Dans le cours actuel des évé­ne­ments, alors que la socié­té humaine semble à un tour­nant, il vaut mieux recon­naître les des­seins mys­té­rieux de la Providence divine qui, à tra­vers la suc­ces­sion des temps et les tra­vaux des hommes, la plu­part du temps contre toute attente, atteignent leur fin et dis­posent tout avec sagesse pour le bien de l’Eglise, même les évé­ne­ments contraires.

On peut faci­le­ment en faire la consta­ta­tion, si on consi­dère atten­ti­ve­ment les très graves ques­tions et contro­verses actuelles d’ordre poli­tique et éco­no­mique.
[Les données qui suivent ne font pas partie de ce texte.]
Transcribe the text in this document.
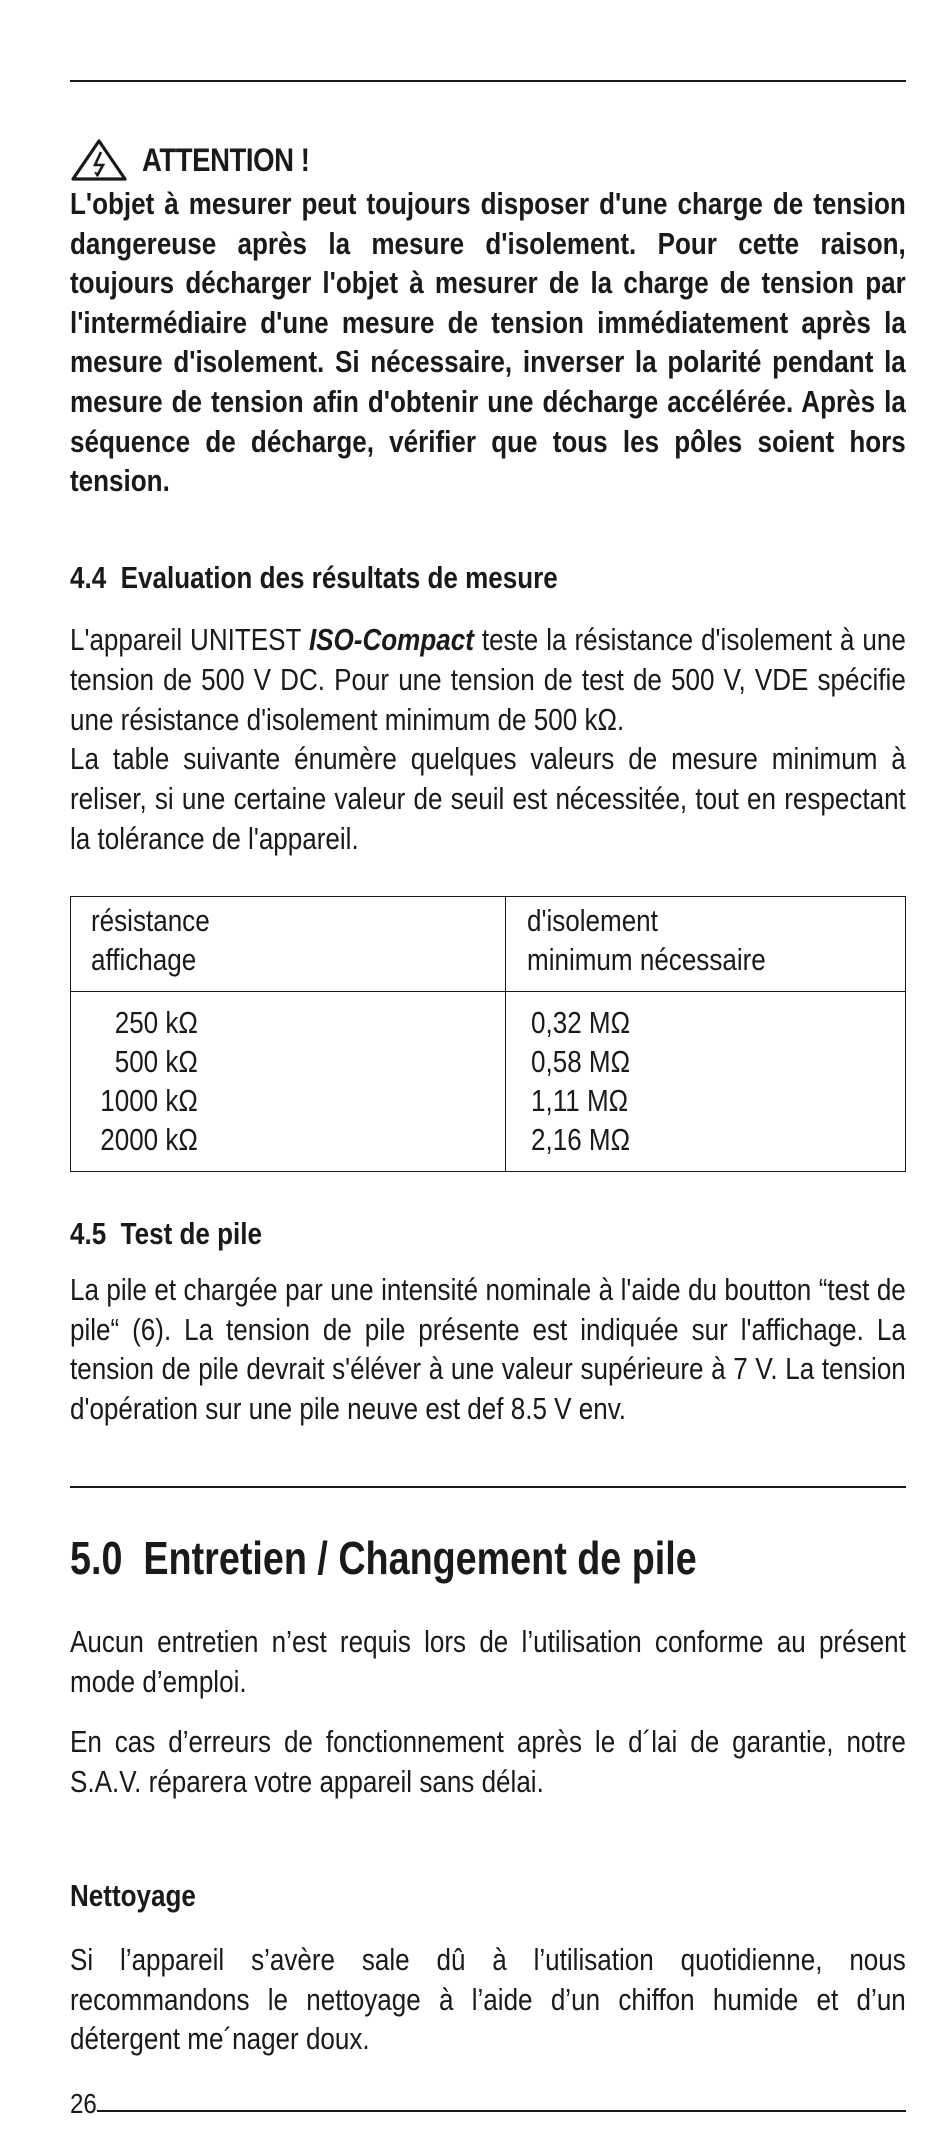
ATTENTION !
L'objet à mesurer peut toujours disposer d'une charge de tension dangereuse après la mesure d'isolement. Pour cette raison, toujours décharger l'objet à mesurer de la charge de tension par l'intermédiaire d'une mesure de tension immédiatement après la mesure d'isolement. Si nécessaire, inverser la polarité pendant la mesure de tension afin d'obtenir une décharge accélérée. Après la séquence de décharge, vérifier que tous les pôles soient hors tension.
4.4  Evaluation des résultats de mesure
L'appareil UNITEST ISO-Compact teste la résistance d'isolement à une tension de 500 V DC. Pour une tension de test de 500 V, VDE spécifie une résistance d'isolement minimum de 500 kΩ.
La table suivante énumère quelques valeurs de mesure minimum à reliser, si une certaine valeur de seuil est nécessitée, tout en respectant la tolérance de l'appareil.
résistance
affichage
d'isolement
minimum nécessaire
250 kΩ
500 kΩ
1000 kΩ
2000 kΩ
0,32 MΩ
0,58 MΩ
1,11 MΩ
2,16 MΩ
4.5  Test de pile
La pile et chargée par une intensité nominale à l'aide du boutton “test de pile“ (6). La tension de pile présente est indiquée sur l'affichage. La tension de pile devrait s'éléver à une valeur supérieure à 7 V. La tension d'opération sur une pile neuve est def 8.5 V env.
5.0  Entretien / Changement de pile
Aucun entretien n’est requis lors de l’utilisation conforme au présent mode d’emploi.
En cas d’erreurs de fonctionnement après le d´lai de garantie, notre S.A.V. réparera votre appareil sans délai.
Nettoyage
Si l’appareil s’avère sale dû à l’utilisation quotidienne, nous recommandons le nettoyage à l’aide d’un chiffon humide et d’un détergent me´nager doux.
26
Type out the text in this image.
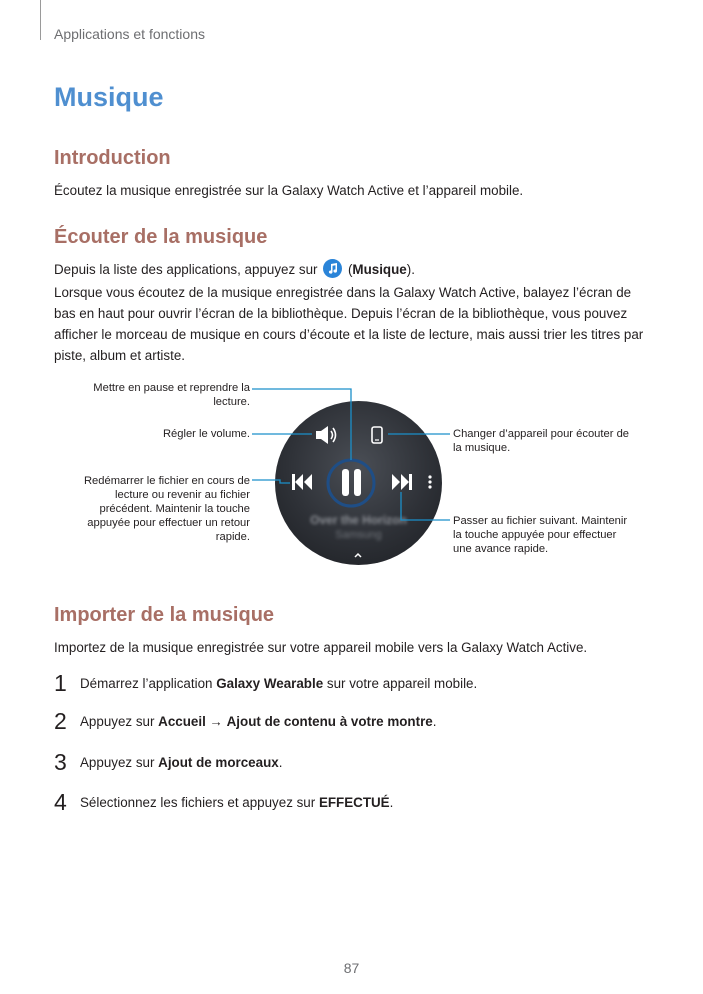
Applications et fonctions
Musique
Introduction
Écoutez la musique enregistrée sur la Galaxy Watch Active et l’appareil mobile.
Écouter de la musique
Depuis la liste des applications, appuyez sur
(Musique).
Lorsque vous écoutez de la musique enregistrée dans la Galaxy Watch Active, balayez l’écran de bas en haut pour ouvrir l’écran de la bibliothèque. Depuis l’écran de la bibliothèque, vous pouvez afficher le morceau de musique en cours d’écoute et la liste de lecture, mais aussi trier les titres par piste, album et artiste.
Mettre en pause et reprendre la lecture.
Régler le volume.
Redémarrer le fichier en cours de lecture ou revenir au fichier précédent. Maintenir la touche appuyée pour effectuer un retour rapide.
Changer d’appareil pour écouter de la musique.
Passer au fichier suivant. Maintenir la touche appuyée pour effectuer une avance rapide.
Over the Horizon
Samsung
Importer de la musique
Importez de la musique enregistrée sur votre appareil mobile vers la Galaxy Watch Active.
1 Démarrez l’application Galaxy Wearable sur votre appareil mobile.
2 Appuyez sur Accueil → Ajout de contenu à votre montre.
3 Appuyez sur Ajout de morceaux.
4 Sélectionnez les fichiers et appuyez sur EFFECTUÉ.
87
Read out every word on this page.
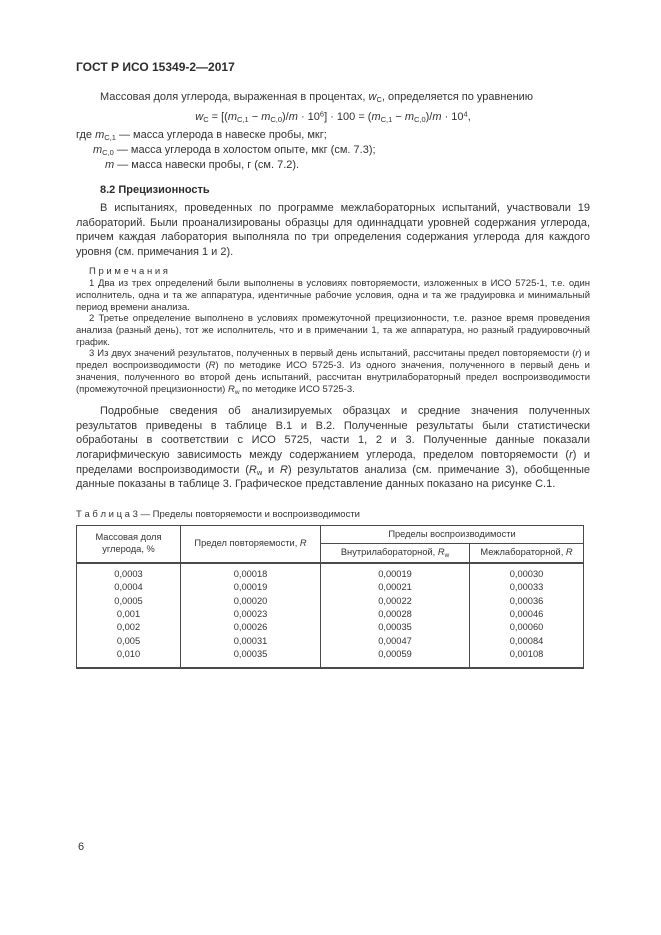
ГОСТ Р ИСО 15349-2—2017

Массовая доля углерода, выраженная в процентах, $w_C$, определяется по уравнению

$w_C = [(m_{C,1} - m_{C,0})/m \cdot 10^6] \cdot 100 = (m_{C,1} - m_{C,0})/m \cdot 10^4$,

где $m_{C,1}$ — масса углерода в навеске пробы, мкг;

$m_{C,0}$ — масса углерода в холостом опыте, мкг (см. 7.3);

m — масса навески пробы, г (см. 7.2).

8.2 Прецизионность

В испытаниях, проведенных по программе межлабораторных испытаний, участвовали 19 лабораторий. Были проанализированы образцы для одиннадцати уровней содержания углерода, причем каждая лаборатория выполняла по три определения содержания углерода для каждого уровня (см. примечания 1 и 2).

П р и м е ч а н и я

1 Два из трех определений были выполнены в условиях повторяемости, изложенных в ИСО 5725-1, т.е. один исполнитель, одна и та же аппаратура, идентичные рабочие условия, одна и та же градуировка и минимальный период времени анализа.

2 Третье определение выполнено в условиях промежуточной прецизионности, т.е. разное время проведения анализа (разный день), тот же исполнитель, что и в примечании 1, та же аппаратура, но разный градуировочный график.

3 Из двух значений результатов, полученных в первый день испытаний, рассчитаны предел повторяемости (r) и предел воспроизводимости (R) по методике ИСО 5725-3. Из одного значения, полученного в первый день и значения, полученного во второй день испытаний, рассчитан внутрилабораторный предел воспроизводимости (промежуточной прецизионности) $R_w$ по методике ИСО 5725-3.

Подробные сведения об анализируемых образцах и средние значения полученных результатов приведены в таблице В.1 и В.2. Полученные результаты были статистически обработаны в соответствии с ИСО 5725, части 1, 2 и 3. Полученные данные показали логарифмическую зависимость между содержанием углерода, пределом повторяемости (r) и пределами воспроизводимости ($R_w$ и R) результатов анализа (см. примечание 3), обобщенные данные показаны в таблице 3. Графическое представление данных показано на рисунке С.1.

Т а б л и ц а 3 — Пределы повторяемости и воспроизводимости

Массовая доля углерода, %	Предел повторяемости, R	Пределы воспроизводимости	
		Внутрилабораторной, $R_w$	Межлабораторной, R
0,0003	0,00018	0,00019	0,00030
0,0004	0,00019	0,00021	0,00033
0,0005	0,00020	0,00022	0,00036
0,001	0,00023	0,00028	0,00046
0,002	0,00026	0,00035	0,00060
0,005	0,00031	0,00047	0,00084
0,010	0,00035	0,00059	0,00108
6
Elle pré­oc­cupent tel­le­ment les hommes qu’elles les empêchent de pen­ser aux choses reli­gieuses qui res­sortent du magis­tère de l’Eglise. Cette atti­tude n’est cer­tai­ne­ment pas bonne et elle doit être réprou­vée. Personne cepen­dant ne peut nier que les nou­velles condi­tions de vie ont au moins cet avan­tage d’a­voir sup­pri­mé d’in­nom­brables obs­tacles par les­quels autre­fois les fils du siècle entra­vaient la liber­té d’ac­tion de l’Eglise. Il suf­fit de jeter un coup d’œil sur l’his­toire de l’Eglise pour voir tout de suite avec évi­dence que les Conciles œcu­mé­niques eux-​mêmes, dont les vicis­si­tudes sont ins­crites en lettres d’or dans les fastes de l’Eglise, ont sou­vent connu de graves dif­fi­cul­tés et des motifs de tris­tesse à cause de l’in­tru­sion du pou­voir civil. Ces princes sécu­liers se pro­po­saient certes par­fois sin­cè­re­ment de pro­té­ger l’Eglise ; mais la plu­part du temps cela ne se fai­sait pas sans dan­gers ni dom­mages pour le spi­ri­tuel, car ils étaient bien sou­vent pous­sés par des motifs poli­tiques et trop sou­cieux de leurs propres intérêts.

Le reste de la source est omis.